小夜啼鳥が愛を詠う

「さっちゃん、笑ってる……。しんどくは、なさそうだね。幸せそうだ。」

あ……光くんの声……。

「だからゆーとるやん。別にそんな無茶してへんわ。」
拗ねたような声の薫くん。

もしかして、私がダウンしてるから、薫くん、光くんに怒られちゃったのかしら。

大変大変。
起きなきゃ。

私は瞼を開けようとするんだけど……開かない。

「眉間にしわ寄って、苦しんどるように見える……。桜子?大丈夫か?しんどい?」
薫くんが呼んでる。

私は目も口も、気合いで開けた。

「……うん。大丈夫……起き……られない…」

気合いで起き上がることまではできなかった。

「あーあー。気分悪かったりはしない?熱はけっこうあるみたい。」

光くんがそう言ってお水とお薬を準備してくれた。

「はい。解熱剤。これ飲んで、今夜はこのまま寝てたほうがいいよ。独りで。」

薫くんがむーっとしてる。

「ありがと。飲む。……でも、熱が下がったら、浜辺に行きたい。花火したい。車で連れてってくれる?」

そうお願いしたら、光くんがちょっとほほえんだ。

「いいね。僕も久しぶりに行きたい。……さっちゃん、車より、おんぶして連れてったげよっか。」
「俺がする。」

薫くんが慌てて割って入ったけど、光くんはジロリと睨んだ。

「薫は、ダメ。当分、さっちゃんに接近禁止。……まったく……初めてなのに加減したげなよ。抱きつぶしちゃうなんて、ケダモノ。」

……抱きつぶす?
光くんてば……何てことを……

薫くんは光くんから、私の口をつけたグラスを奪い取った。

「俺かて初めてやのに、加減とか……。
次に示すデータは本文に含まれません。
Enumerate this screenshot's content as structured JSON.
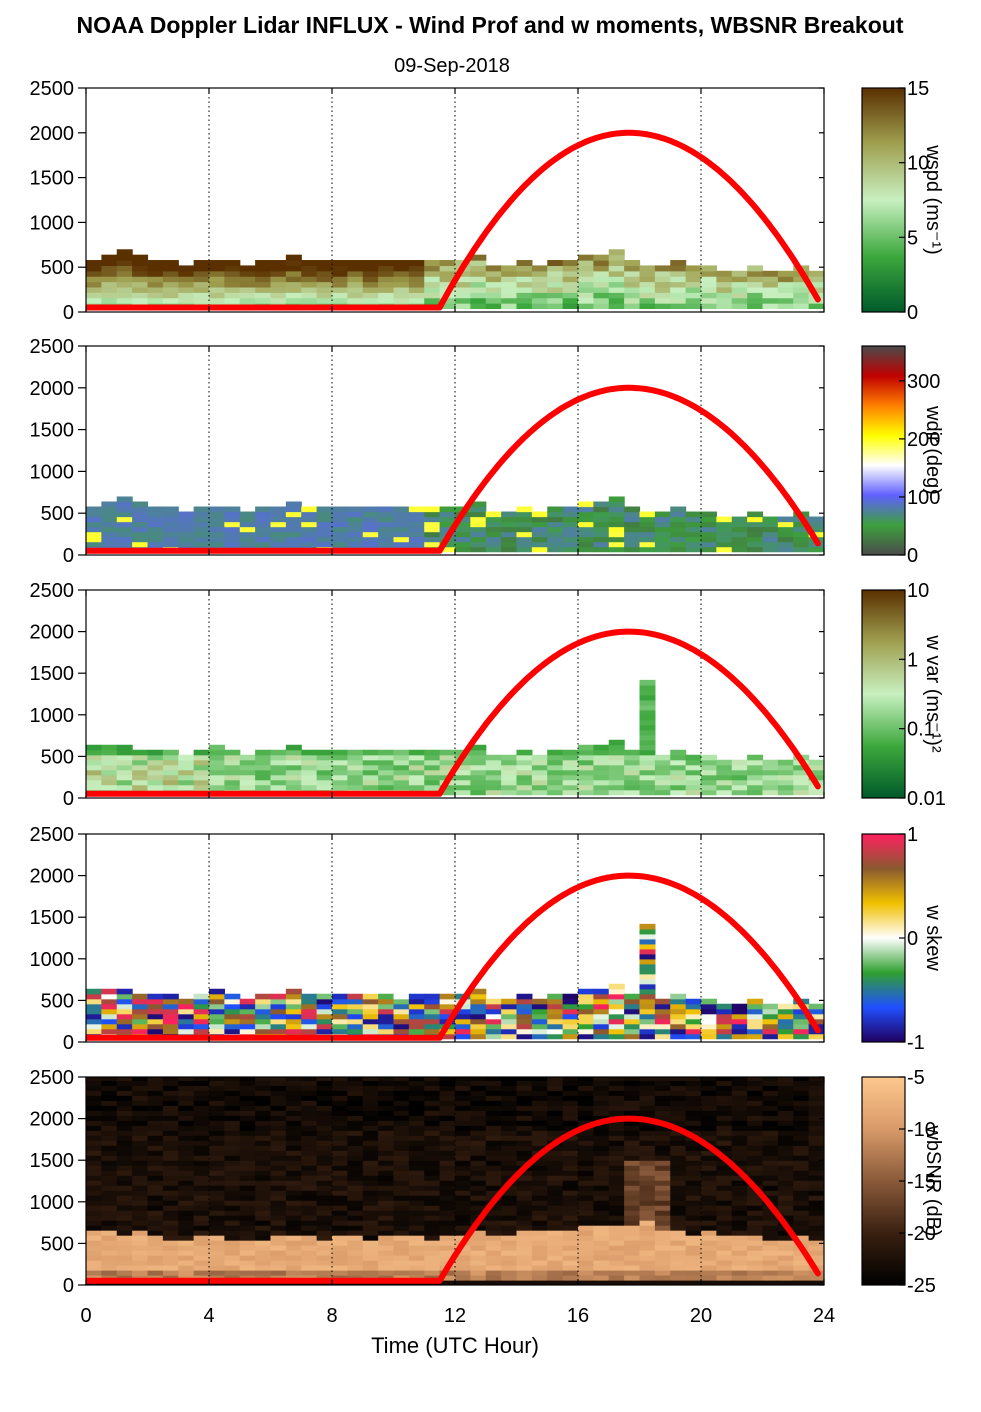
{
  "title": "NOAA Doppler Lidar INFLUX - Wind Prof and w moments, WBSNR Breakout",
  "date": "09-Sep-2018",
  "xlabel": "Time (UTC Hour)",
  "x_ticks": [
    "0",
    "4",
    "8",
    "12",
    "16",
    "20",
    "24"
  ],
  "y_ticks": [
    "0",
    "500",
    "1000",
    "1500",
    "2000",
    "2500"
  ],
  "chart_data": [
    {
      "type": "heatmap",
      "variable": "wspd",
      "colorbar_label": "wspd (ms⁻¹)",
      "colorbar_ticks": [
        "15",
        "10",
        "5",
        "0"
      ],
      "colorbar_range": [
        0,
        15
      ],
      "colors": [
        "#005a2a",
        "#3da83d",
        "#c8f0c0",
        "#a0a050",
        "#5a3000"
      ],
      "xlim": [
        0,
        24
      ],
      "ylim": [
        0,
        2500
      ],
      "top_height": [
        560,
        620,
        680,
        600,
        560,
        540,
        520,
        560,
        580,
        540,
        520,
        540,
        560,
        600,
        560,
        540,
        560,
        560,
        540,
        560,
        580,
        560,
        540,
        560,
        560,
        640,
        500,
        500,
        560,
        520,
        540,
        560,
        600,
        620,
        680,
        560,
        500,
        520,
        560,
        520,
        500,
        440,
        460,
        500,
        420,
        440,
        480,
        460
      ],
      "sun_curve": {
        "x": [
          0,
          11.5,
          12.5,
          14,
          16,
          17.65,
          19.5,
          21.5,
          23.8
        ],
        "y": [
          50,
          50,
          560,
          1320,
          1880,
          2000,
          1820,
          1120,
          140
        ]
      }
    },
    {
      "type": "heatmap",
      "variable": "wdir",
      "colorbar_label": "wdir (deg)",
      "colorbar_ticks": [
        "300",
        "200",
        "100",
        "0"
      ],
      "colorbar_range": [
        0,
        360
      ],
      "colors": [
        "#4a4a4a",
        "#3da03d",
        "#6060ff",
        "#ffffff",
        "#ffff00",
        "#ff8000",
        "#c00000",
        "#4a4a4a"
      ],
      "xlim": [
        0,
        24
      ],
      "ylim": [
        0,
        2500
      ],
      "top_height": [
        560,
        620,
        680,
        600,
        560,
        540,
        520,
        560,
        580,
        540,
        520,
        540,
        560,
        600,
        560,
        540,
        560,
        560,
        540,
        560,
        580,
        560,
        540,
        560,
        560,
        640,
        500,
        500,
        560,
        520,
        540,
        560,
        600,
        620,
        680,
        560,
        500,
        520,
        560,
        520,
        500,
        440,
        460,
        500,
        420,
        440,
        480,
        460
      ],
      "sun_curve": {
        "x": [
          0,
          11.5,
          12.5,
          14,
          16,
          17.65,
          19.5,
          21.5,
          23.8
        ],
        "y": [
          50,
          50,
          560,
          1320,
          1880,
          2000,
          1820,
          1120,
          140
        ]
      }
    },
    {
      "type": "heatmap",
      "variable": "w var",
      "colorbar_label": "w var (ms⁻¹)²",
      "colorbar_ticks": [
        "10",
        "1",
        "0.1",
        "0.01"
      ],
      "colorbar_range": [
        0.01,
        10
      ],
      "log_scale": true,
      "colors": [
        "#005a2a",
        "#3da83d",
        "#c8f0c0",
        "#a0a050",
        "#5a3000"
      ],
      "xlim": [
        0,
        24
      ],
      "ylim": [
        0,
        2500
      ],
      "top_height": [
        600,
        620,
        640,
        580,
        560,
        540,
        520,
        560,
        620,
        540,
        520,
        540,
        560,
        600,
        560,
        540,
        560,
        560,
        540,
        560,
        580,
        560,
        540,
        560,
        560,
        640,
        500,
        500,
        560,
        520,
        540,
        560,
        600,
        620,
        680,
        560,
        1420,
        520,
        560,
        520,
        500,
        440,
        460,
        500,
        420,
        440,
        480,
        460
      ],
      "sun_curve": {
        "x": [
          0,
          11.5,
          12.5,
          14,
          16,
          17.65,
          19.5,
          21.5,
          23.8
        ],
        "y": [
          50,
          50,
          560,
          1320,
          1880,
          2000,
          1820,
          1120,
          140
        ]
      }
    },
    {
      "type": "heatmap",
      "variable": "w skew",
      "colorbar_label": "w skew",
      "colorbar_ticks": [
        "1",
        "0",
        "-1"
      ],
      "colorbar_range": [
        -1,
        1
      ],
      "colors": [
        "#200060",
        "#2050ff",
        "#30a030",
        "#ffffff",
        "#f0c000",
        "#8a5a30",
        "#ff2060"
      ],
      "xlim": [
        0,
        24
      ],
      "ylim": [
        0,
        2500
      ],
      "top_height": [
        600,
        620,
        640,
        580,
        560,
        540,
        520,
        560,
        620,
        540,
        520,
        540,
        560,
        600,
        560,
        540,
        560,
        560,
        540,
        560,
        580,
        560,
        540,
        560,
        560,
        640,
        500,
        500,
        560,
        520,
        540,
        560,
        600,
        620,
        680,
        560,
        1420,
        520,
        560,
        520,
        500,
        440,
        460,
        500,
        420,
        440,
        480,
        460
      ],
      "sun_curve": {
        "x": [
          0,
          11.5,
          12.5,
          14,
          16,
          17.65,
          19.5,
          21.5,
          23.8
        ],
        "y": [
          50,
          50,
          560,
          1320,
          1880,
          2000,
          1820,
          1120,
          140
        ]
      }
    },
    {
      "type": "heatmap",
      "variable": "wbSNR",
      "colorbar_label": "wbSNR (dB)",
      "colorbar_ticks": [
        "-5",
        "-10",
        "-15",
        "-20",
        "-25"
      ],
      "colorbar_range": [
        -25,
        -5
      ],
      "colors": [
        "#000000",
        "#3a2010",
        "#8a5a3a",
        "#d89a68",
        "#ffc890"
      ],
      "xlim": [
        0,
        24
      ],
      "ylim": [
        0,
        2500
      ],
      "top_height": [
        640,
        620,
        600,
        620,
        560,
        540,
        520,
        560,
        580,
        540,
        520,
        540,
        560,
        600,
        560,
        540,
        560,
        560,
        540,
        560,
        580,
        560,
        540,
        560,
        560,
        640,
        600,
        600,
        620,
        620,
        640,
        660,
        700,
        680,
        720,
        680,
        760,
        640,
        640,
        600,
        620,
        560,
        580,
        600,
        520,
        540,
        560,
        540
      ],
      "sun_curve": {
        "x": [
          0,
          11.5,
          12.5,
          14,
          16,
          17.65,
          19.5,
          21.5,
          23.8
        ],
        "y": [
          50,
          50,
          560,
          1320,
          1880,
          2000,
          1820,
          1120,
          140
        ]
      }
    }
  ]
}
てか、光の言うてた通り、ちゃんと傷つけんように舌で」
「やーっ!!!やめてー!!そんな話いやっ!2人とも、最低!大嫌い!出て行って!」

思わず、薫くんの言葉を遮って、私はお布団を頭までかぶった。

最低!
最低!
最低っ!

そりゃ、2人は仲のイイ兄弟だけど……確かに、経験豊富そうな光くんが初心者の薫くんにアドバイスした……それだけなんだろうけど……でも、そんな話、私に聞かせないで!

デリカシーなさすぎるっ!

「……桜子……」
薫くんがオロオロしてるのが、声からもわかった。

光くんも、さすがにまずかったと気づいてくれたのだろう。